A Universal pH Regulation Principle for HER Suppression in Aqueous Metal Batteries
Wei Dai, Wenqiang Lu, Shibo Zhao, Haochen Liu, Dong Zhang, Heng Jiang, Deping Wang, Hong Jin Fan, Fei Du
Abstract
Abstract Hydrogen evolution reactions (HERs) pose a formidable challenge to rechargeable aqueous metal batteries (AMBs), causing flammable gas accumulation and interfacial instability. While conventional buffer‐based electrolytes partially mitigate HERs, there lacks a rational pH regulation principle. Herein, we propose a universal pH regulation principle rooted in the equilibrium between soluble metal cations and their hydroxide precipitates, governed by the solubility product ( K sp ).
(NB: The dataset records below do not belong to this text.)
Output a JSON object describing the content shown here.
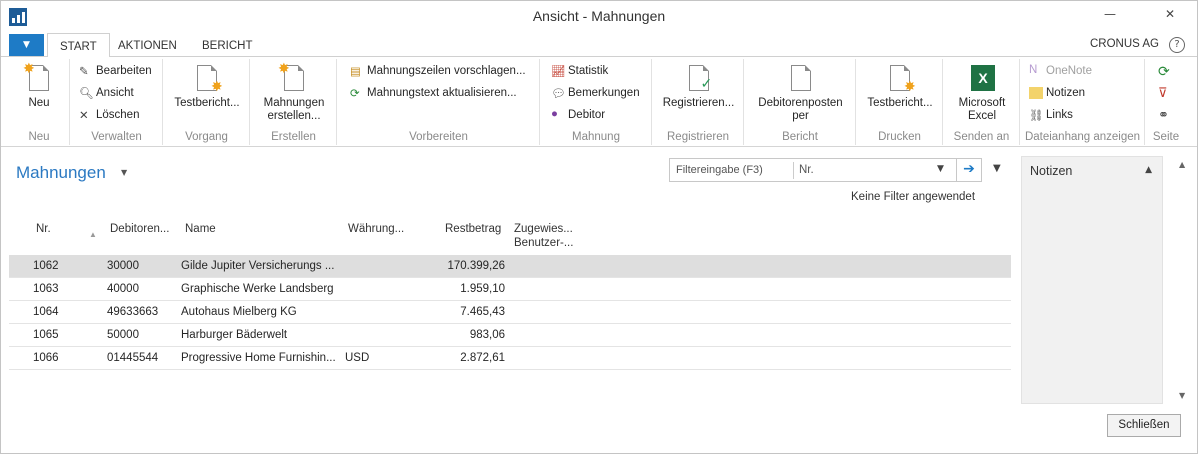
{
  "window": {
    "title": "Ansicht - Mahnungen",
    "minimize_glyph": "—",
    "close_glyph": "✕"
  },
  "tabs": [
    {
      "label": "START"
    },
    {
      "label": "AKTIONEN"
    },
    {
      "label": "BERICHT"
    }
  ],
  "company": "CRONUS AG",
  "help_glyph": "?",
  "ribbon": {
    "neu": {
      "button": "Neu",
      "group": "Neu"
    },
    "verwalten": {
      "bearbeiten": "Bearbeiten",
      "ansicht": "Ansicht",
      "loeschen": "Löschen",
      "group": "Verwalten"
    },
    "vorgang": {
      "button": "Testbericht...",
      "group": "Vorgang"
    },
    "erstellen": {
      "line1": "Mahnungen",
      "line2": "erstellen...",
      "group": "Erstellen"
    },
    "vorbereiten": {
      "zeilen": "Mahnungszeilen vorschlagen...",
      "text": "Mahnungstext aktualisieren...",
      "group": "Vorbereiten"
    },
    "mahnung": {
      "statistik": "Statistik",
      "bemerkungen": "Bemerkungen",
      "debitor": "Debitor",
      "group": "Mahnung"
    },
    "registrieren": {
      "button": "Registrieren...",
      "group": "Registrieren"
    },
    "bericht": {
      "line1": "Debitorenposten",
      "line2": "per",
      "group": "Bericht"
    },
    "drucken": {
      "button": "Testbericht...",
      "group": "Drucken"
    },
    "senden": {
      "line1": "Microsoft",
      "line2": "Excel",
      "group": "Senden an"
    },
    "dateianhang": {
      "onenote": "OneNote",
      "notizen": "Notizen",
      "links": "Links",
      "group": "Dateianhang anzeigen"
    },
    "seite": {
      "group": "Seite"
    }
  },
  "page": {
    "title": "Mahnungen",
    "no_filter": "Keine Filter angewendet"
  },
  "filter": {
    "placeholder": "Filtereingabe (F3)",
    "field": "Nr."
  },
  "columns": {
    "nr": "Nr.",
    "debitor": "Debitoren...",
    "name": "Name",
    "waehrung": "Währung...",
    "restbetrag": "Restbetrag",
    "zugewiesen1": "Zugewies...",
    "zugewiesen2": "Benutzer-..."
  },
  "rows": [
    {
      "nr": "1062",
      "debitor": "30000",
      "name": "Gilde Jupiter Versicherungs ...",
      "waehrung": "",
      "restbetrag": "170.399,26"
    },
    {
      "nr": "1063",
      "debitor": "40000",
      "name": "Graphische Werke Landsberg",
      "waehrung": "",
      "restbetrag": "1.959,10"
    },
    {
      "nr": "1064",
      "debitor": "49633663",
      "name": "Autohaus Mielberg KG",
      "waehrung": "",
      "restbetrag": "7.465,43"
    },
    {
      "nr": "1065",
      "debitor": "50000",
      "name": "Harburger Bäderwelt",
      "waehrung": "",
      "restbetrag": "983,06"
    },
    {
      "nr": "1066",
      "debitor": "01445544",
      "name": "Progressive Home Furnishin...",
      "waehrung": "USD",
      "restbetrag": "2.872,61"
    }
  ],
  "notes_panel": {
    "title": "Notizen"
  },
  "close_button": "Schließen",
  "colors": {
    "accent": "#1e7bc6",
    "title_blue": "#2b79c2",
    "excel_green": "#1f7244"
  }
}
Moreover, an analytical platform is designed to quantify the pH‐dependent HER kinetics and distinguish the corrosive and catalytic H 2 production by decoupling the evolution of mass, hydrogen gas, and charge. Under this platform, we can identify the optimized pH values (herein, 5.40 in 1 M Zn‐based electrolytes) by adding a selective buffer to synchronously suppress both corrosive and catalytic‐HERs, leading to evident enhancement of cycling stability. The universality of this principle is also demonstrated in other AMB systems with more serious HER, such as Mn and Mg metal batteries. A more than eightfold increase in cycling lifespan is achieved with tailored buffers in both Mn and Mg AMBs. This work highlights the essential role of pH in aqueous electrolytes and also establishes a thermodynamic foundation for pH optimization and HER mitigation.